Una nueva oportunidad
Los niños soldado permanecen en los grupos armados por miedo a las represalias que puedan sufrir, ellos o sus propias familias, si escapan. Además, es difícil localizarlos porque "los grupos se mueven", y puede ocurrir que un niño que ha sido reclutado en un punto del país "aparezca en otro muy lejos", explica Touré. En los casos en los que los niños logran huir, las organizaciones de ayuda humanitaria despliegan un complejo protocolo de reintegración que empieza con la desmovilización y el desarme.

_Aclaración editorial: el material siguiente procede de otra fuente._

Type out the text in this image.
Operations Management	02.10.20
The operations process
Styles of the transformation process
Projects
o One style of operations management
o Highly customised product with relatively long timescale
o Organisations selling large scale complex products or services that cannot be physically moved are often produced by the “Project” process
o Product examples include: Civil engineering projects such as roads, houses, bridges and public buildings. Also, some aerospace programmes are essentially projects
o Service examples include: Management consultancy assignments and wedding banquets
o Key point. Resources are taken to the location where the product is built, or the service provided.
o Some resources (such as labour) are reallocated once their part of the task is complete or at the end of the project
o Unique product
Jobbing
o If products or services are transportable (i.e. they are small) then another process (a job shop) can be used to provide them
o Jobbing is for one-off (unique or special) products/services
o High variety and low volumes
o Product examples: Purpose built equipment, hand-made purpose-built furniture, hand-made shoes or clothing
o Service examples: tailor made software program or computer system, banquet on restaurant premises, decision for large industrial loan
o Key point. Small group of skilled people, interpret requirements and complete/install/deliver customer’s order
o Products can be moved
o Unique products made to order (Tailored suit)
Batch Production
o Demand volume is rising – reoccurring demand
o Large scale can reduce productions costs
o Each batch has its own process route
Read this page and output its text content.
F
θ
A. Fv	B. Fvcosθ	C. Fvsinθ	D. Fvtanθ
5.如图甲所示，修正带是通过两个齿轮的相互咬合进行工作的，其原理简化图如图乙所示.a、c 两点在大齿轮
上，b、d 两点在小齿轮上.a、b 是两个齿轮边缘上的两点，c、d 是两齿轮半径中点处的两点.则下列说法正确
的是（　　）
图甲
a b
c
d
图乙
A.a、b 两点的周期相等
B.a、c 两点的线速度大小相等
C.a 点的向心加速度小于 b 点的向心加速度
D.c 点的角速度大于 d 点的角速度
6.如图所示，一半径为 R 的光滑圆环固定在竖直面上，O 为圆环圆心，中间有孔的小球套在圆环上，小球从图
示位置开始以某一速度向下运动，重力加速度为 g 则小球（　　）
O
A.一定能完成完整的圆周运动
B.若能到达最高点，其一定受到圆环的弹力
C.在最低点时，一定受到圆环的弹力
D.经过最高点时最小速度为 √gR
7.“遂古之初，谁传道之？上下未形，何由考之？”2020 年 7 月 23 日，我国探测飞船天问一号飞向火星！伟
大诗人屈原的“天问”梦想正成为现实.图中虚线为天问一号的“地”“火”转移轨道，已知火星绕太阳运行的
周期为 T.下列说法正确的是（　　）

En esta fase se establecen diálogos con los grupos armados para que liberen a los niños, quienes a su vez deben "dar las armas que portan a las agencias" para que puedan retirarlas de la población civil. Los menores son dirigidos a centros de tránsito en los que reciben asistencia médica, jurídica y psicosocial. Las consecuencias que tiene la exposición directa a la violencia en ellos son múltiples, y las organizaciones deben tratarlas de inmediato para que estas no acarreen problemas más graves a largo plazo.
Las secuelas físicas, con el adecuado tratamiento y si no son demasiado graves, no tienen por qué ser un impedimento a que el niño se recupere. El problema está en las consecuencias psicológicas, que "duran mucho más tiempo". La salud mental de los menores está gravemente deteriorada, no solo en el caso de los niños soldado, sino "también en la de aquellos que se han visto obligados a huir" de sus hogares para ponerse a salvo, recuerda Touré.

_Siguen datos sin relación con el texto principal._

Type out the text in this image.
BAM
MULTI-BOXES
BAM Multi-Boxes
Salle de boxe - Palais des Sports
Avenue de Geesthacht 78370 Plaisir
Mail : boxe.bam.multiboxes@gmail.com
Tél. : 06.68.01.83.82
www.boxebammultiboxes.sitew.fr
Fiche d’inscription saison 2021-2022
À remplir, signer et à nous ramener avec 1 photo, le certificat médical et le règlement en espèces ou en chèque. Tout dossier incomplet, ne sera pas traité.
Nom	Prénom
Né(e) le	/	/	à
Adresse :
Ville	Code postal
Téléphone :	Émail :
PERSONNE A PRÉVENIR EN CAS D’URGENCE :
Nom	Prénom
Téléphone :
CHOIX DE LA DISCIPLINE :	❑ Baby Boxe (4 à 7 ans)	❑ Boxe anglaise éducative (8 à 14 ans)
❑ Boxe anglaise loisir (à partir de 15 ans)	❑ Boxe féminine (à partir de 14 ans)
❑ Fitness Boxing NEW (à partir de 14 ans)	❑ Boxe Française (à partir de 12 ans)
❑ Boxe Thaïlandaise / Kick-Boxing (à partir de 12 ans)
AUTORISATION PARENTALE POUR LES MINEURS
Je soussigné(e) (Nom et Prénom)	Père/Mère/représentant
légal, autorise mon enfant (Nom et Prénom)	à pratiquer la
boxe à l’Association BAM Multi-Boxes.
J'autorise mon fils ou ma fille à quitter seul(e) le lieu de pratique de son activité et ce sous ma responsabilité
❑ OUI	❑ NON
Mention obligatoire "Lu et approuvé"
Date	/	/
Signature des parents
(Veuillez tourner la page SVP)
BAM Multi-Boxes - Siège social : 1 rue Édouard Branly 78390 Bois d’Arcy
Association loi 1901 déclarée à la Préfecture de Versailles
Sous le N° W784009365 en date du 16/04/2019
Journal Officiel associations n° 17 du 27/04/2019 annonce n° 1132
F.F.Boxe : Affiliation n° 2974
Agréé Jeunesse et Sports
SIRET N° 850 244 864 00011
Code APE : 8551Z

A modo de contexto, RDC tiene un récord de desplazamientos internos —6.3 millones de personas, principalmente en las provincias de Ituri, Kivu Norte y Kivu Sur, según ACNUR—. Esto se suma a que el país acoge a 522.260 refugiados y solicitantes de asilo de la República Centroafricana, Ruanda, Sudán del Sur y Burundi, y a que el pasado diciembre —coincidiendo con las elecciones— se reanudaron las hostilidades en las regiones orientales en la que ya es considerada una de las peores crisis humanitarias del siglo XXI.

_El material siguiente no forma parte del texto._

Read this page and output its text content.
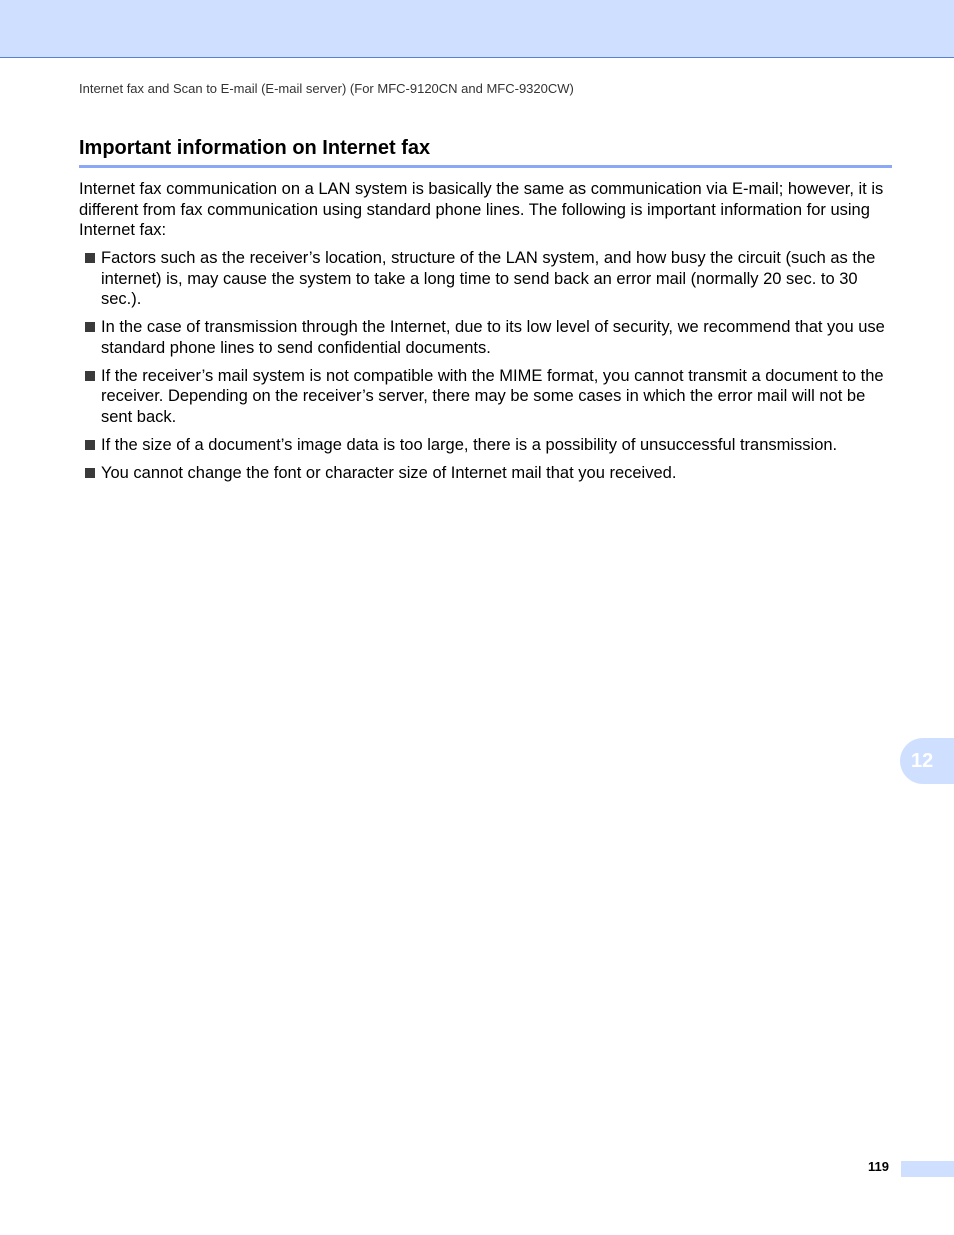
Internet fax and Scan to E-mail (E-mail server) (For MFC-9120CN and MFC-9320CW)
Important information on Internet fax

Internet fax communication on a LAN system is basically the same as communication via E-mail; however, it is different from fax communication using standard phone lines. The following is important information for using Internet fax:

Factors such as the receiver’s location, structure of the LAN system, and how busy the circuit (such as the internet) is, may cause the system to take a long time to send back an error mail (normally 20 sec. to 30 sec.).
In the case of transmission through the Internet, due to its low level of security, we recommend that you use standard phone lines to send confidential documents.
If the receiver’s mail system is not compatible with the MIME format, you cannot transmit a document to the receiver. Depending on the receiver’s server, there may be some cases in which the error mail will not be sent back.
If the size of a document’s image data is too large, there is a possibility of unsuccessful transmission.
You cannot change the font or character size of Internet mail that you received.
12
119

Los niños se enfrentan a esta postal de violencia y desolación desde el momento en que nacen. Por eso, en los programas de reintegración no hay un proceso igual. Algunos menores "pueden estar preparados en tres meses y otros necesitar 18". El apoyo se hace de manera integral y, mientras ellos son atendidos, Unicef trata de localizar a sus familias o encontrar hogares de acogida en los que puedan volver a recibir el cariño que necesitan.
La última fase, y quizá una de las más difíciles, es la del regreso a la comunidad. Con frecuencia, los niños son rechazados al volver a sus aldeas. Muchos de los vecinos han sufrido en sus propias carnes la violencia que estos menores tuvieron que aprender a practicar. No quieren que sus hijos compartan clase con ellos y las familias se ven obligadas a aislarlos socialmente. El estigma es aún mayor con las chicas: muchas regresan con hijos y deben limpiar sus nombres renegando de sus maridos.
Por esto mismo, una de las labores de Unicef y las organizaciones desplegadas en el territorio es hacer comprender a las comunidades que un niño, aunque haya formado parte de un grupo armado, también es una víctima. Rachel, exniña soldado que ahora sueña con convertirse en médico para seguir ayudando a su pueblo, reconoce la suerte que tuvo de huir del infierno de la violencia y recuperar su vida gracias a la ayuda de la entidad.
"En mi vida anterior sufrí mucho, pero ahora que estoy en la escuela me siento libre, juego con mis amigos y si un amigo me hace daño sé cómo perdonarle. Solo cuando dejé el grupo armado y empecé a ir a la escuela vi la importancia de la educación. El lugar de un niño o niña no está en los grupos armados, sino en el pupitre", reflexiona la congoleña.